According to the specs, the digital I/O is software times. http://sine.ni.com/nips/cds/view/p/lang/en/nid/211872
So I'd say no, you are not going to be able to create a PWM signal unless the pulse widths are long enough that software timing can generate them. (Such as ON, wait 5 msec in code, OFF wait 10 msec in code, repeat, for a 33% pulse width at 15 msec per cycle.)
The voltage on the ni usb 6000 is going to be -10-10V so your pwm is going to be 0-10 on or off right? Otherwise it seems possible to me. Here is a link to get you started in labview.
[Edoit] Ravensfan is correct if it is software timed though. You will need to do the timing in software.
I read the data sheet it says that signals of +-10v can be measured on the analog input side. So I assume the PWM of 0-10 On/Off can be generated using the digital I/O pins. What does software timing exactly means here? is it like a delay between the signal when its rising and when its falling?
so you read the AI will read ±10V signals - and from this fact you assume the (unrelated) DIO will also work with ±10V???
Why don't you read the specs for the DIO pins? They are very clear with mentioning TTL and LVTTL! Also there is a clear spec on DO capabilities…
What does software timing exactly means here?
This means there is no hardware-driven clocking for those DIO pins available: you cannot set a sample rate to read DI signals at a certain rate. All you can do is reading/writing one sample with simple software timing. Due to this the DIO pins allow only ~100Hz samplerate…
My bad. Thanks for correcting me. So in the data sheet I see Digital Output( Active drive) and Digital Output( Open collector) what exactly is the difference?. The digital input has a voltage range of 0-5 V.
the DI allows TTL levels (0-5V), while the DO works with LVTTL levels and only tolerates TTL levels.
When you don't know, what an "open collector" is, you should read Wikipedia or a good electronics book!

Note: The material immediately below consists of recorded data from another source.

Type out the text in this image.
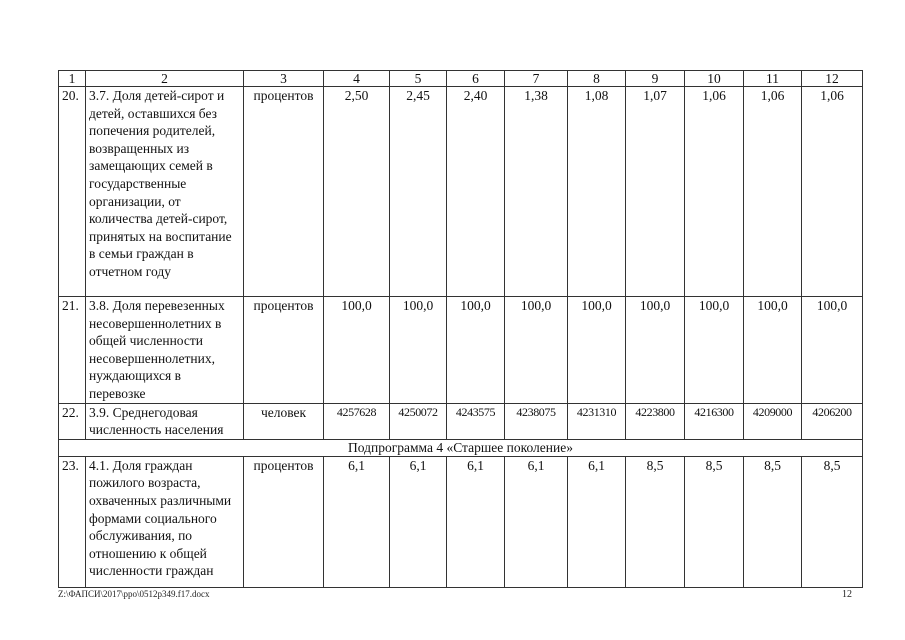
1	2	3	4	5	6	7	8	9	10	11	12
20.	3.7. Доля детей-сирот и детей, оставшихся без попечения родителей, возвращенных из замещающих семей в государственные организации, от количества детей-сирот, принятых на воспитание в семьи граждан в отчетном году	процентов	2,50	2,45	2,40	1,38	1,08	1,07	1,06	1,06	1,06
21.	3.8. Доля перевезенных несовершеннолетних в общей численности несовершеннолетних, нуждающихся в перевозке	процентов	100,0	100,0	100,0	100,0	100,0	100,0	100,0	100,0	100,0
22.	3.9. Среднегодовая численность населения	человек	4257628	4250072	4243575	4238075	4231310	4223800	4216300	4209000	4206200
Подпрограмма 4 «Старшее поколение»											
23.	4.1. Доля граждан пожилого возраста, охваченных различными формами социального обслуживания, по отношению к общей численности граждан	процентов	6,1	6,1	6,1	6,1	6,1	8,5	8,5	8,5	8,5
Z:\ФАПСИ\2017\ppo\0512p349.f17.docx	12
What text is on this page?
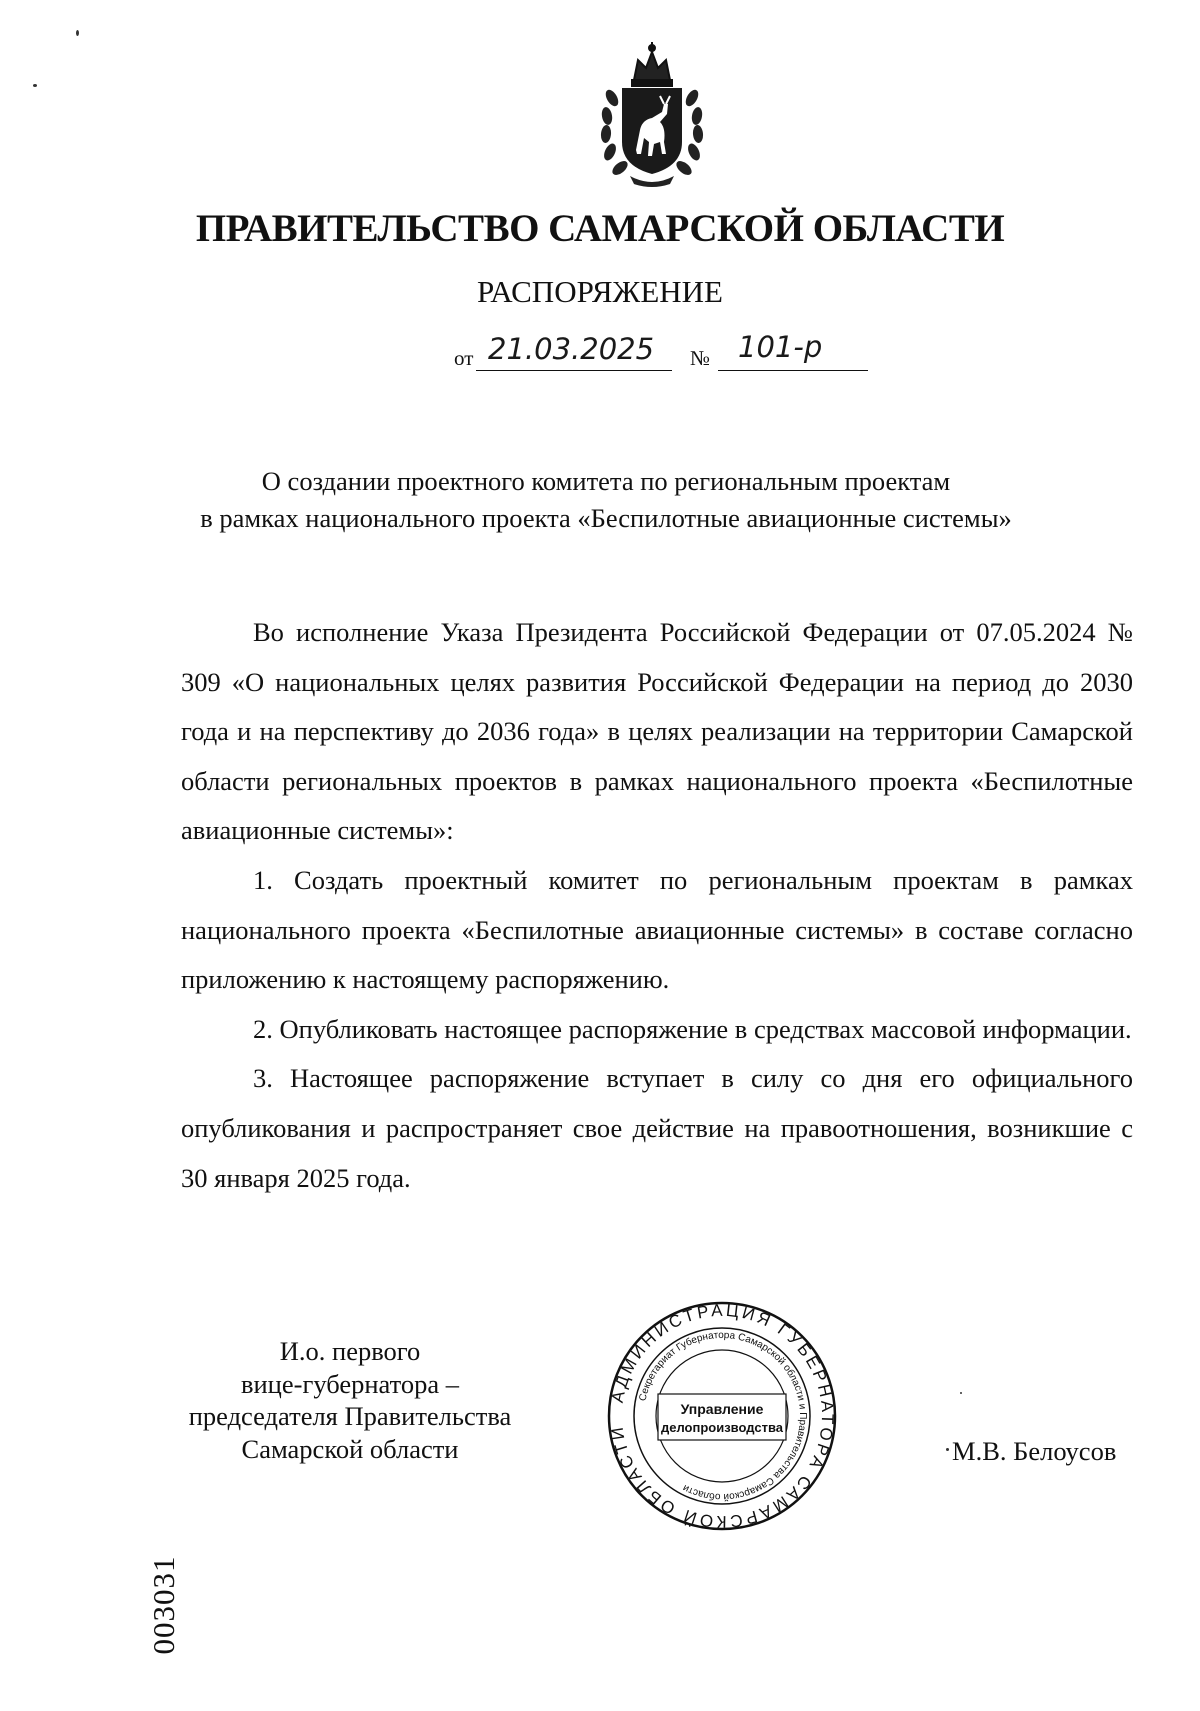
ПРАВИТЕЛЬСТВО САМАРСКОЙ ОБЛАСТИ
РАСПОРЯЖЕНИЕ
от 21.03.2025 № 101-р
О создании проектного комитета по региональным проектам
в рамках национального проекта «Беспилотные авиационные системы»

Во исполнение Указа Президента Российской Федерации от 07.05.2024 № 309 «О национальных целях развития Российской Федерации на период до 2030 года и на перспективу до 2036 года» в целях реализации на территории Самарской области региональных проектов в рамках национального проекта «Беспилотные авиационные системы»:

1. Создать проектный комитет по региональным проектам в рамках национального проекта «Беспилотные авиационные системы» в составе согласно приложению к настоящему распоряжению.

2. Опубликовать настоящее распоряжение в средствах массовой информации.

3. Настоящее распоряжение вступает в силу со дня его официального опубликования и распространяет свое действие на правоотношения, возникшие с 30 января 2025 года.

И.о. первого
вице-губернатора –
председателя Правительства
Самарской области
АДМИНИСТРАЦИЯ ГУБЕРНАТОРА САМАРСКОЙ ОБЛАСТИ
Секретариат Губернатора Самарской области и Правительства Самарской области
Управление
делопроизводства
М.В. Белоусов
003031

For a first glance you could also read the manual of your DAQ device - you surely did this before, don't you?
Basically whether a digital output actually outputs the current at that voltage or absorbs it. Google for the differences between source and sink for digital I/O.
I am a Mechie, but thanks I would surely read about it. Yes I did read it but it was a different one and dint specify so many details.